Terminal Deoxynucleotidyl Transferase (TdT)-Mediated dUTP Nick End Labeling
Terminal deoxynucleotidyl transferase dUTP nick end labeling (TUNEL) was used to detect cell apoptosis as per the instructions of an in situ Cell Death Detection Kit (Roche Diagnostics GmbH, Penzberg, Germany). In brief, the transfected cells (1 × 105) were washed in PBS and stained by TUNEL kit. After DAPI treatment, the positively stained cells were all counted using EVOS FL microscope (Thermo Fisher Scientific).
Statistical Analysis
SPSS 22.0 (IBM Corp., Armonk, NY, United States) was utilized for data analysis. The data were presented as mean ± standard deviation (mean ± SD) from three independent experiments. Differences were analyzed using the t-test (two groups) and one-way or two-way ANOVA (multiple groups) followed by Tukey’s multiple comparisons test. p < 0.05 represents statistically significant.
Results
PECAM1 and CXCR4 Are Predicted to Be Highly Expressed in the Inflamed Dental Pulp Tissues
As aforementioned, a GEO GSE16134 dataset containing the data of 241 dental pulp tissues from pulpitis patients and 69 normal dental pulp tissues was used. According to the GSVA results, the B-cell receptor and the B-cell migration signaling pathways were notably activated (Figure 1A). Next, a PPI network analysis was performed using the CytoScape software, which suggested that there was an interaction and high correlation between PECAM1 and CXCR4 (Figures 1B,C).

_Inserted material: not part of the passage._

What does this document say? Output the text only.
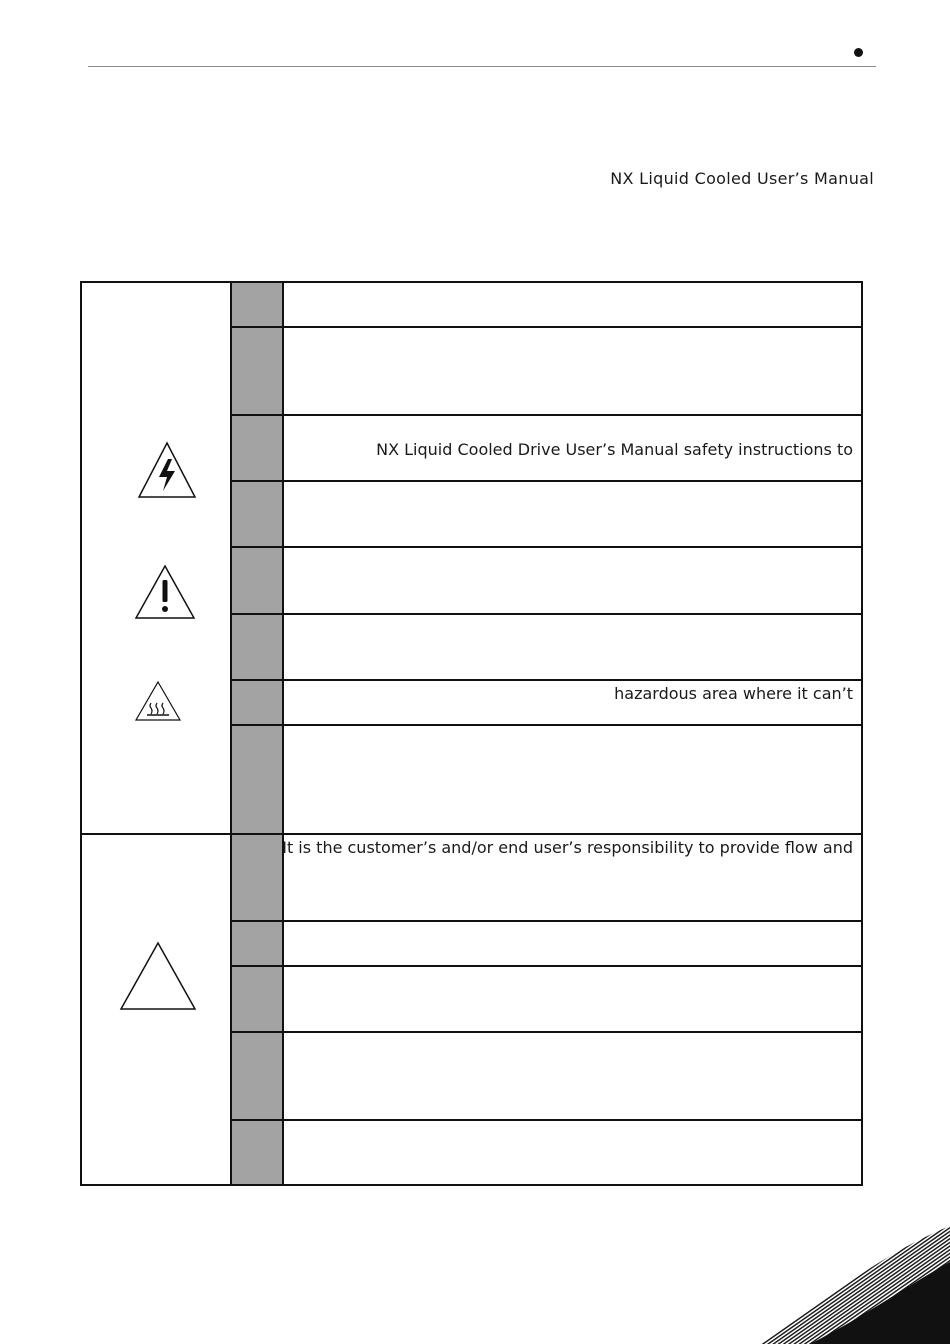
NX Liquid Cooled User’s Manual
NX Liquid Cooled Drive User’s Manual safety instructions to
hazardous area where it can’t
It is the customer’s and/or end user’s responsibility to provide flow and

Thereafter, a GSEA was performed based on the differentially expressed genes. Consequently, according to the expression profiles of 241 disease samples, using PECAM1 as the phenotype, the B-cell receptor and the B-cell migration signaling pathways were found to be enriched on the side showing positive correlation with PECAM1, which was in line with the GSVA results (Figures 1D,E). In addition, an R/Cibersort Package was used to evaluate the concentration of 22 types of immune cells. It was suggested that the number of phlogocytes was increased in the inflammatory dental pulp tissues (Figure 1F). Furthermore, we predicted the transcription factors possibly binding to the promoter sequence (1000 bp) with CXCR4 and PECAM1. Consequently, MEF2C presented a high co-expression correlation with PECAM1 and CXCR4 (correlation coefficient over 0.6) (Figures 1G,H). Collectively, we speculated that in diseased dental pulp tissues, the B-cell receptor signaling was activated, leading to MEF2 expression and the transcriptional activation of CXCR4 and PECAM1, resulting in an increased production of inflammatory cytokines.

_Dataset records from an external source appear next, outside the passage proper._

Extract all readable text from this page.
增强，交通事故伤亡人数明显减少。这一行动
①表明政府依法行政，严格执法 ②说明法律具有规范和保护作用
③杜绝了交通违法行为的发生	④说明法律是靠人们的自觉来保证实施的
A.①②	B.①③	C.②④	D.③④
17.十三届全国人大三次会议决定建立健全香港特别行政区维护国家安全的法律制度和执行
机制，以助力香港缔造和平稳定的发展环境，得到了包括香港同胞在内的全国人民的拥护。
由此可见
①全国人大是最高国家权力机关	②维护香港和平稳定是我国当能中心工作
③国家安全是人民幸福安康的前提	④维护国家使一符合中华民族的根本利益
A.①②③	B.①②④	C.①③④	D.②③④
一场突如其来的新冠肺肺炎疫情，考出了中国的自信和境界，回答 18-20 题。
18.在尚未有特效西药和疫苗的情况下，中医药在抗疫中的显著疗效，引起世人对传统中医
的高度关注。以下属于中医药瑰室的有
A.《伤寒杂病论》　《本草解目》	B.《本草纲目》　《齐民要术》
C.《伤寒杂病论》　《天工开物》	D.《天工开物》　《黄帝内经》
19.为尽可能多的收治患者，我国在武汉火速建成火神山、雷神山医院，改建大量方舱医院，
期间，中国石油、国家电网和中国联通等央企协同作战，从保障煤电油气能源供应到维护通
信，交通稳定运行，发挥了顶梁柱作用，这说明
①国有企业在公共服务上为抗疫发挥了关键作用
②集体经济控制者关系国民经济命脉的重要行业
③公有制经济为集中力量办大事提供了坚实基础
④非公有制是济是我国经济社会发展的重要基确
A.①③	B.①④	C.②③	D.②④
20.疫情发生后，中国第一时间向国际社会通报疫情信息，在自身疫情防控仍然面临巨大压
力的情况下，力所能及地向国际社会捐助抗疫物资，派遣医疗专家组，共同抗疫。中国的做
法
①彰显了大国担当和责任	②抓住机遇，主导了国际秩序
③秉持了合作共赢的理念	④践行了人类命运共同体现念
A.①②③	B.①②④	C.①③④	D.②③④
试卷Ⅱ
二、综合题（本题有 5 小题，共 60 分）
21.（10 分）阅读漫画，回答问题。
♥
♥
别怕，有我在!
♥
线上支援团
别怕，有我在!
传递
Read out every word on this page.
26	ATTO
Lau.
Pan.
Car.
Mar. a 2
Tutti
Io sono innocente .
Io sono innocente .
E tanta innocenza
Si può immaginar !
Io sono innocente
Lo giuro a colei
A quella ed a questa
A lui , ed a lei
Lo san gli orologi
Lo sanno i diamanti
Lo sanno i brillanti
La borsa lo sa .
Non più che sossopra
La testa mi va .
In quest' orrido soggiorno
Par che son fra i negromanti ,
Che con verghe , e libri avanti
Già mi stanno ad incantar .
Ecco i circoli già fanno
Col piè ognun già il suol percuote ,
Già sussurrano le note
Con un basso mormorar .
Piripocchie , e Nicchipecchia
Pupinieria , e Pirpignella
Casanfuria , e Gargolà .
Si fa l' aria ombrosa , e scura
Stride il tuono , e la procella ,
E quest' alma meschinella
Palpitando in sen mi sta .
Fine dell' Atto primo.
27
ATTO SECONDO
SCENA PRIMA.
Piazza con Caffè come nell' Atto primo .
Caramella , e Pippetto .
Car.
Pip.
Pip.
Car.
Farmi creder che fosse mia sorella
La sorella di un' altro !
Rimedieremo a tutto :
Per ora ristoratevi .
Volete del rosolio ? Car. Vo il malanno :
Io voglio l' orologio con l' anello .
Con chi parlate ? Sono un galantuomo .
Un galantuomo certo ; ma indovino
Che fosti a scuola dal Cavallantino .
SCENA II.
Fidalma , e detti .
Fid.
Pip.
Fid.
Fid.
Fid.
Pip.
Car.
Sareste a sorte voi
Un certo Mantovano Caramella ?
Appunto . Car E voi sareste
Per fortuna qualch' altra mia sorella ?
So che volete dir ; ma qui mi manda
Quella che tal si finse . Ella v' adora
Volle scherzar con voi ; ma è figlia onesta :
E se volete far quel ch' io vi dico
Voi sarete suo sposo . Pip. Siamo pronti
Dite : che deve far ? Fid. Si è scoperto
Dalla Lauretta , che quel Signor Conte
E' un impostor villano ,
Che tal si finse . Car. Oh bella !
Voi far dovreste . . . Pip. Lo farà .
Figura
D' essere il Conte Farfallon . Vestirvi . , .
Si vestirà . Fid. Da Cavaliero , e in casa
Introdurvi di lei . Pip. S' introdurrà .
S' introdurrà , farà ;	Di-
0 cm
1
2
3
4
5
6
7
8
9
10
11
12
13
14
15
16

Figure 1. PECAM1 and CXCR4 are highly expressed in the inflamed dental pulp tissues. (A) Aberrantly activated signaling pathways in the inflammatory dental pulp tissues predicted by GSVA. (B–C) The interacted proteins with PEACM1 and the highly correlated genes predicted by PPI analysis. (D–E) Enrichment of signaling pathways based on the differentially expressed genes predicted by GSEA. (F) Concentration of 22 types of immune cells in each sample determined using an R/Cibersort Package. (G–H) Predicted binding sites between MEF2C with CXCR4 and PECAM1.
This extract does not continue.